In a few weeks, the Indo-Pacific-inspired ocean exhibit opens to the public.
“For Black Tip Reef, we have over 1,200 animals going into the exhibit; we’re looking at about 1000 fish, 3 different types of sharks, two different types of sting rays, and all those animals came through this facility first,” Ashleigh said.
“It’s a huge environmental change for them; we’ve tried to think of everything they’ll encounter once on exhibit. They’re going to see a lot of visitors, there’s going to be a lot of banging on the windows, we’ve started taking flashlights into the tank because people are going to start taking pictures like crazy,” said Ashleigh.
“We’ve started putting pieces of habitat in the tank now, to get them used to that.
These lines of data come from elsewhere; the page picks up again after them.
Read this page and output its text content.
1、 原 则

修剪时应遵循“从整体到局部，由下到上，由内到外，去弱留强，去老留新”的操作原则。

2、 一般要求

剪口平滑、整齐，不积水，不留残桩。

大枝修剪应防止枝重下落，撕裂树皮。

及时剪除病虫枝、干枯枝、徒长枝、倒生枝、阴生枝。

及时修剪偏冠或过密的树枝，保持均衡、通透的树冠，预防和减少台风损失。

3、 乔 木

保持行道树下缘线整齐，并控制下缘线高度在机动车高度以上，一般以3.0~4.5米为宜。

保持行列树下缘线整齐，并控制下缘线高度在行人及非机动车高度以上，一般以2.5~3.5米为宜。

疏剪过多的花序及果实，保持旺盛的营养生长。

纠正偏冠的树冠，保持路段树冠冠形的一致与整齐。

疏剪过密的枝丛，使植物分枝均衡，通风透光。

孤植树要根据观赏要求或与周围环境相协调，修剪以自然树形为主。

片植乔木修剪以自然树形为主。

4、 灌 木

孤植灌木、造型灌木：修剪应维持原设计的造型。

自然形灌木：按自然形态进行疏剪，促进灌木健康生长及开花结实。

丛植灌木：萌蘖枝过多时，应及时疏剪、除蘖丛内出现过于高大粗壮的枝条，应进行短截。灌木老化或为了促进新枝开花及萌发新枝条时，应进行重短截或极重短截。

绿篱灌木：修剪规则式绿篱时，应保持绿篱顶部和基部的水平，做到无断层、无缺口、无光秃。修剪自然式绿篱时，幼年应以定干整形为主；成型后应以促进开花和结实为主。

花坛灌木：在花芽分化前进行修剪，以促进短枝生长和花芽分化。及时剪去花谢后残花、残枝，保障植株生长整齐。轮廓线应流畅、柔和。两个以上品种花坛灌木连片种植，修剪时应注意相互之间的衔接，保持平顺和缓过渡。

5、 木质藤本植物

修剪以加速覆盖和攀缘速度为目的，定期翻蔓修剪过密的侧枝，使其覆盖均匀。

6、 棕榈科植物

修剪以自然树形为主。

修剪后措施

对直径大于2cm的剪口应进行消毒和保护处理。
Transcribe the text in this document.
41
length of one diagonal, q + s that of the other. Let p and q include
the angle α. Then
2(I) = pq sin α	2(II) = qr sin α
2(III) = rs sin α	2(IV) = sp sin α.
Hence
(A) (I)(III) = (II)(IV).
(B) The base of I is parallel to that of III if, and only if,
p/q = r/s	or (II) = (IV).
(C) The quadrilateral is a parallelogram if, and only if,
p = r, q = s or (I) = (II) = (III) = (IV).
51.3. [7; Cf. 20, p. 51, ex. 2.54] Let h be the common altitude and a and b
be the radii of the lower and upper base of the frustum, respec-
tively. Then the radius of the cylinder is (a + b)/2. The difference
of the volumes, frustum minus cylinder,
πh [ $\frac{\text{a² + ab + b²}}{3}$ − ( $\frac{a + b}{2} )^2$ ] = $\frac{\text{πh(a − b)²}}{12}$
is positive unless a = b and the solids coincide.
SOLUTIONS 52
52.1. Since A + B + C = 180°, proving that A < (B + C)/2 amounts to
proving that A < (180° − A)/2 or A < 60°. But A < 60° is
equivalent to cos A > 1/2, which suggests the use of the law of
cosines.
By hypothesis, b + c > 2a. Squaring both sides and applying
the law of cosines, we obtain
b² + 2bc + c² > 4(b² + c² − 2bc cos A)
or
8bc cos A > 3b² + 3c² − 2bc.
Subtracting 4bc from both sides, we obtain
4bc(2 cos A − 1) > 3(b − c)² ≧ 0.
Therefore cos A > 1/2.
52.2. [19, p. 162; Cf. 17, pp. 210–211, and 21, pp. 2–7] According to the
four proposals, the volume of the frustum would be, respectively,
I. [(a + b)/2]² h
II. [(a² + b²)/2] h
So just like people when you’re making a big change, you try to think ahead what you need to do to get prepared for that change and we kind of have to think for them,” she added.
It’s not just prepping the animals for exhibit, the Animal Care Center does a lot more than that.
“We do a number of treatments on these animals, if any injuries occur, we can absolutely do surgeries, even on the smallest of fish. We’ve done all kinds of eye surgeries, we’ve removed masses – anything we can do to make these fish as healthy as can be,” said Ashleigh.
“It’s my job every day to pay attention to my animal’s behavior and what’s going on with the dynamics, what’s going on socially, and make sure that everybody is staying healthy – and I love that job.”